To Celebrate and to Pray ---- Chinese Valentine's Day Customs
The double seventh is the only Chinese festival devoted to love in the Lunar calendar. Actually, in ancient China, Qixi was not only a special day for lovers, but also for girls. As early as the Han Dynasty (206BC-220AD), girls began to celebrate Double Seven Festival in China. What was behind their celebration was their desire for the mastery of knitting, cooking, and home making, each of which was a must to be a fair lady at that time. As a result, girls would make tables, light candles, and present fruits in their courtyard in the hope of being blessed with these skills from the Weaving Maid. So the festival is also known as the "Begging for Needlecrafts Festival" or "Daughters' Festival." Although later the festival became associated with a love story, these activities survived.
A girl will be more attractive to a suitor if she has talents of one kind or another in addition to being beautiful. In the old days of China, needlework was necessary as part of a girl's dowry. Since the Weaving Maid is also an excellent seamstress, on the double seventh in ancient China, girls would hold weaving and needlework competitions to see who had the best hands and the brightest mind, both prerequisites for making a good wife and mother at that time. Just imagine, against the blue sky where the bright moon smiles, a pretty girl would thread the needle deftly…
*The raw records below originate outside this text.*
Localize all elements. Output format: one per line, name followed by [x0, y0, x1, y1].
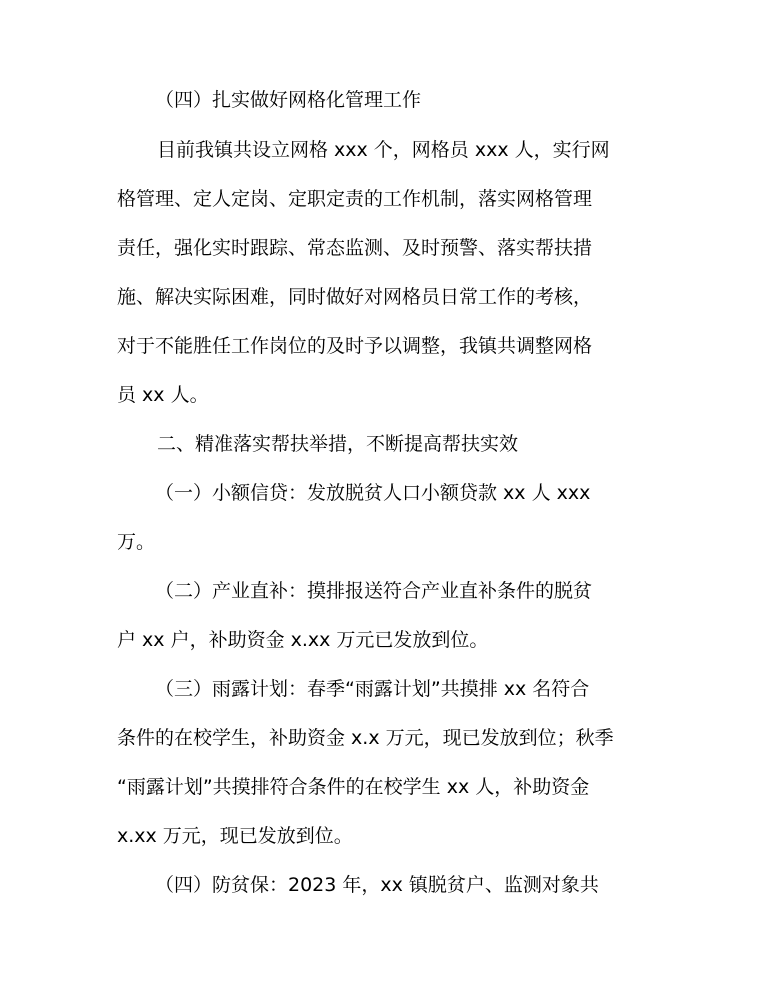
- section-heading-grid-management: （四）扎实做好网格化管理工作: [155, 89, 422, 111]
- subsection-poverty-insurance: （四）防贫保：2023 年，xx 镇脱贫户、监测对象共: [155, 874, 599, 896]
- paragraph-line: 条件的在校学生，补助资金 x.x 万元，现已发放到位；秋季: [117, 727, 614, 749]
- paragraph-line: 万。: [117, 531, 156, 553]
- section-heading-precise-assistance: 二、精准落实帮扶举措，不断提高帮扶实效: [157, 433, 519, 455]
- subsection-yulu-plan: （三）雨露计划：春季“雨露计划”共摸排 xx 名符合: [155, 678, 590, 700]
- paragraph-line: 户 xx 户，补助资金 x.xx 万元已发放到位。: [117, 629, 489, 651]
- paragraph-line: x.xx 万元，现已发放到位。: [117, 825, 353, 847]
- paragraph-line: 目前我镇共设立网格 xxx 个，网格员 xxx 人，实行网: [157, 139, 610, 161]
- paragraph-line: 施、解决实际困难，同时做好对网格员日常工作的考核，: [117, 286, 593, 308]
- paragraph-line: 员 xx 人。: [117, 384, 209, 406]
- paragraph-line: 格管理、定人定岗、定职定责的工作机制，落实网格管理: [117, 188, 593, 210]
- paragraph-line: 责任，强化实时跟踪、常态监测、及时预警、落实帮扶措: [117, 237, 593, 259]
- paragraph-line: 对于不能胜任工作岗位的及时予以调整，我镇共调整网格: [117, 335, 593, 357]
- subsection-microcredit: （一）小额信贷：发放脱贫人口小额贷款 xx 人 xxx: [155, 482, 591, 504]
- paragraph-line: “雨露计划”共摸排符合条件的在校学生 xx 人，补助资金: [117, 776, 590, 798]
- subsection-industry-subsidy: （二）产业直补：摸排报送符合产业直补条件的脱贫: [155, 580, 593, 602]
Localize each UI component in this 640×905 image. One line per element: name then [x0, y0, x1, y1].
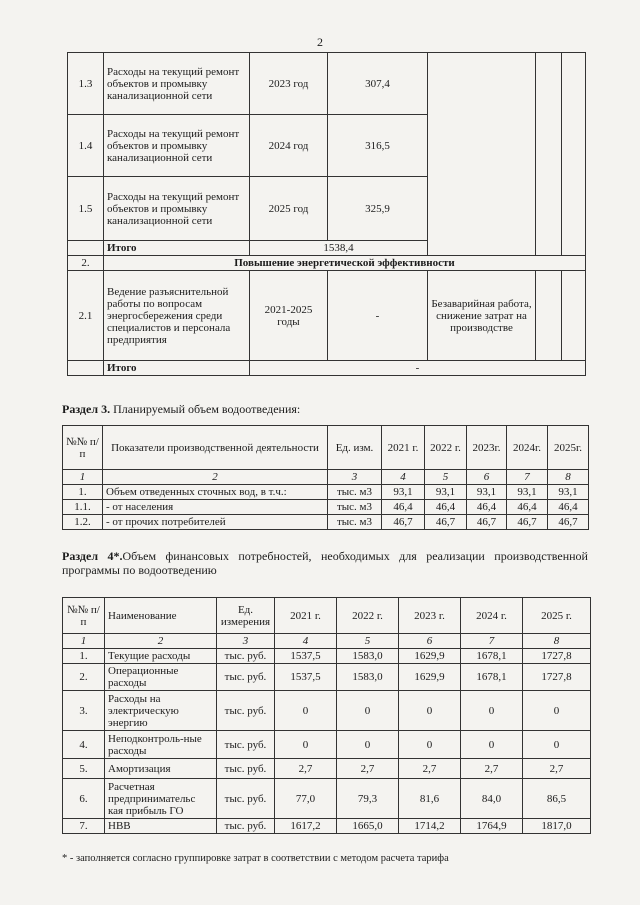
- cell: 46,4: [507, 500, 548, 515]
- row-name: Расходы на текущий ремонт объектов и промывку канализационной сети: [104, 115, 250, 177]
- cell: 79,3: [337, 779, 399, 819]
- col-header: 2024г.: [507, 426, 548, 470]
- cell: 46,7: [507, 515, 548, 530]
- cell: 0: [275, 731, 337, 759]
- row-effect: Безаварийная работа, снижение затрат на производстве: [428, 271, 536, 361]
- table-row: [63, 485, 589, 500]
- cell: 1.2.: [63, 515, 103, 530]
- cell: 2.: [63, 664, 105, 691]
- row-name: Расходы на текущий ремонт объектов и промывку канализационной сети: [104, 177, 250, 241]
- cell: тыс. руб.: [217, 649, 275, 664]
- index-cell: 1: [63, 470, 103, 485]
- col-header: 2022 г.: [337, 598, 399, 634]
- index-cell: 6: [467, 470, 507, 485]
- index-cell: 2: [103, 470, 328, 485]
- cell: тыс. м3: [328, 500, 382, 515]
- cell: 0: [337, 731, 399, 759]
- col-header: 2023г.: [467, 426, 507, 470]
- table-row: [63, 664, 591, 691]
- cell: 93,1: [467, 485, 507, 500]
- cell: 0: [461, 731, 523, 759]
- row-num: 1.5: [68, 177, 104, 241]
- cell: 1764,9: [461, 819, 523, 834]
- cell: Операционные расходы: [105, 664, 217, 691]
- total-value: -: [250, 361, 586, 376]
- col-header: 2021 г.: [275, 598, 337, 634]
- cell: 2,7: [275, 759, 337, 779]
- cell: 0: [399, 691, 461, 731]
- cell: 46,4: [382, 500, 425, 515]
- cell: 46,4: [425, 500, 467, 515]
- cell: НВВ: [105, 819, 217, 834]
- measures-table: [67, 52, 586, 376]
- section4-title: Раздел 4*.Объем финансовых потребностей, необходимых для реализации производственной программы по водоотведению: [62, 549, 588, 577]
- effect-cell-empty: [428, 53, 536, 256]
- cell: Неподконтроль-ные расходы: [105, 731, 217, 759]
- col-header: Показатели производственной деятельности: [103, 426, 328, 470]
- header-row: [63, 426, 589, 470]
- cell: 1.: [63, 485, 103, 500]
- table-row: [68, 53, 586, 115]
- col-header: 2024 г.: [461, 598, 523, 634]
- cell: 1583,0: [337, 664, 399, 691]
- col-header: Наименование: [105, 598, 217, 634]
- cell: 77,0: [275, 779, 337, 819]
- cell: 1537,5: [275, 664, 337, 691]
- table-row: [63, 731, 591, 759]
- section-row: [68, 256, 586, 271]
- cell: 5.: [63, 759, 105, 779]
- total-value: 1538,4: [250, 241, 428, 256]
- index-cell: 3: [217, 634, 275, 649]
- cell: 46,7: [382, 515, 425, 530]
- cell: 6.: [63, 779, 105, 819]
- index-cell: 5: [425, 470, 467, 485]
- index-cell: 4: [275, 634, 337, 649]
- index-cell: 4: [382, 470, 425, 485]
- index-cell: 7: [507, 470, 548, 485]
- row-value: 325,9: [328, 177, 428, 241]
- index-cell: 8: [523, 634, 591, 649]
- cell: 46,7: [548, 515, 589, 530]
- cell: 1.: [63, 649, 105, 664]
- total-row: [68, 361, 586, 376]
- cell: 3.: [63, 691, 105, 731]
- cell: 1678,1: [461, 664, 523, 691]
- cell: 1629,9: [399, 664, 461, 691]
- index-cell: 2: [105, 634, 217, 649]
- cell: 1727,8: [523, 664, 591, 691]
- cell: тыс. руб.: [217, 779, 275, 819]
- cell: 0: [337, 691, 399, 731]
- col-header: 2025г.: [548, 426, 589, 470]
- table-row: [63, 819, 591, 834]
- header-row: [63, 598, 591, 634]
- cell: 93,1: [425, 485, 467, 500]
- table-row: [63, 649, 591, 664]
- col-header: №№ п/п: [63, 426, 103, 470]
- cell: 1817,0: [523, 819, 591, 834]
- cell: 1.1.: [63, 500, 103, 515]
- col-header: 2022 г.: [425, 426, 467, 470]
- table-row: [63, 515, 589, 530]
- cell: тыс. м3: [328, 485, 382, 500]
- cell: 46,4: [548, 500, 589, 515]
- row-period: 2021-2025 годы: [250, 271, 328, 361]
- cell: 93,1: [548, 485, 589, 500]
- index-cell: 1: [63, 634, 105, 649]
- row-period: 2023 год: [250, 53, 328, 115]
- cell: Объем отведенных сточных вод, в т.ч.:: [103, 485, 328, 500]
- cell: 0: [399, 731, 461, 759]
- total-label: Итого: [104, 241, 250, 256]
- table-row: [63, 500, 589, 515]
- section3-title: Раздел 3. Планируемый объем водоотведения:: [62, 402, 301, 416]
- cell: тыс. руб.: [217, 819, 275, 834]
- row-period: 2025 год: [250, 177, 328, 241]
- table-row: [63, 691, 591, 731]
- cell: 1583,0: [337, 649, 399, 664]
- wastewater-volume-table: [62, 425, 589, 530]
- cell: Расходы на электрическую энергию: [105, 691, 217, 731]
- cell: 84,0: [461, 779, 523, 819]
- cell: 93,1: [507, 485, 548, 500]
- total-label: Итого: [104, 361, 250, 376]
- cell: 93,1: [382, 485, 425, 500]
- row-value: 316,5: [328, 115, 428, 177]
- cell: 1727,8: [523, 649, 591, 664]
- cell: 46,7: [467, 515, 507, 530]
- col-header: Ед. изм.: [328, 426, 382, 470]
- cell: тыс. м3: [328, 515, 382, 530]
- index-row: [63, 470, 589, 485]
- cell: 0: [523, 691, 591, 731]
- cell: 2,7: [523, 759, 591, 779]
- cell: 1678,1: [461, 649, 523, 664]
- cell: 0: [275, 691, 337, 731]
- col-header: 2025 г.: [523, 598, 591, 634]
- index-cell: 7: [461, 634, 523, 649]
- cell: - от населения: [103, 500, 328, 515]
- cell: 46,4: [467, 500, 507, 515]
- cell: Амортизация: [105, 759, 217, 779]
- cell: 1617,2: [275, 819, 337, 834]
- page-number: 2: [317, 35, 323, 49]
- cell: 4.: [63, 731, 105, 759]
- cell: 1665,0: [337, 819, 399, 834]
- cell: 46,7: [425, 515, 467, 530]
- cell: тыс. руб.: [217, 731, 275, 759]
- col-header: Ед. измерения: [217, 598, 275, 634]
- row-num: 1.3: [68, 53, 104, 115]
- table-row: [63, 759, 591, 779]
- row-period: 2024 год: [250, 115, 328, 177]
- cell: 1629,9: [399, 649, 461, 664]
- row-value: -: [328, 271, 428, 361]
- cell: Текущие расходы: [105, 649, 217, 664]
- cell: - от прочих потребителей: [103, 515, 328, 530]
- cell: 0: [461, 691, 523, 731]
- empty-cell: [562, 53, 586, 256]
- cell: 0: [523, 731, 591, 759]
- row-num: 2.1: [68, 271, 104, 361]
- cell: 2,7: [461, 759, 523, 779]
- cell: 1714,2: [399, 819, 461, 834]
- col-header: №№ п/п: [63, 598, 105, 634]
- row-num: 1.4: [68, 115, 104, 177]
- financial-needs-table: [62, 597, 591, 834]
- table-row: [63, 779, 591, 819]
- cell: 1537,5: [275, 649, 337, 664]
- col-header: 2023 г.: [399, 598, 461, 634]
- row-name: Расходы на текущий ремонт объектов и промывку канализационной сети: [104, 53, 250, 115]
- section-title: Повышение энергетической эффективности: [104, 256, 586, 271]
- cell: тыс. руб.: [217, 664, 275, 691]
- col-header: 2021 г.: [382, 426, 425, 470]
- cell: 7.: [63, 819, 105, 834]
- index-cell: 3: [328, 470, 382, 485]
- row-name: Ведение разъяснительной работы по вопросам энергосбережения среди специалистов и персонала предприятия: [104, 271, 250, 361]
- cell: тыс. руб.: [217, 691, 275, 731]
- cell: тыс. руб.: [217, 759, 275, 779]
- row-value: 307,4: [328, 53, 428, 115]
- index-cell: 5: [337, 634, 399, 649]
- cell: 81,6: [399, 779, 461, 819]
- cell: 2,7: [399, 759, 461, 779]
- section-num: 2.: [68, 256, 104, 271]
- cell: Расчетная предпринимательс кая прибыль ГО: [105, 779, 217, 819]
- footnote: * - заполняется согласно группировке затрат в соответствии с методом расчета тарифа: [62, 853, 449, 864]
- cell: 2,7: [337, 759, 399, 779]
- index-cell: 6: [399, 634, 461, 649]
- index-cell: 8: [548, 470, 589, 485]
- cell: 86,5: [523, 779, 591, 819]
- empty-cell: [536, 53, 562, 256]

The methods of keeping the skin fair and glowing by using blossoms have never been a secret to Chinese girls. On the double seventh, girls would put blossoms into a copper basin of water. The water, which would absorbe the essence of the blossoms, was said to be good to girls' skin when they washed their face.
On the double seventh, girls would not forget to gather and sing a song called Qiqiao (Begging for Needlecrafts). The song expressed their sweet wishes of longevity for their parents and firm friendship for their "sisters."
4. The Maid "Shrine"
Girls would also put up colorful "shrines" made of paper, fresh fruit, flowers, and incense as a tribute to the Weaving Maid and the cowherd. In some parts of Shandong Province (in East China), young women offered fruit and pastries to pray for a bright mind. If spiders were seen weaving webs on sacrificial objects, it was believed the Weaving Maid was giving a positive reply to the prayers.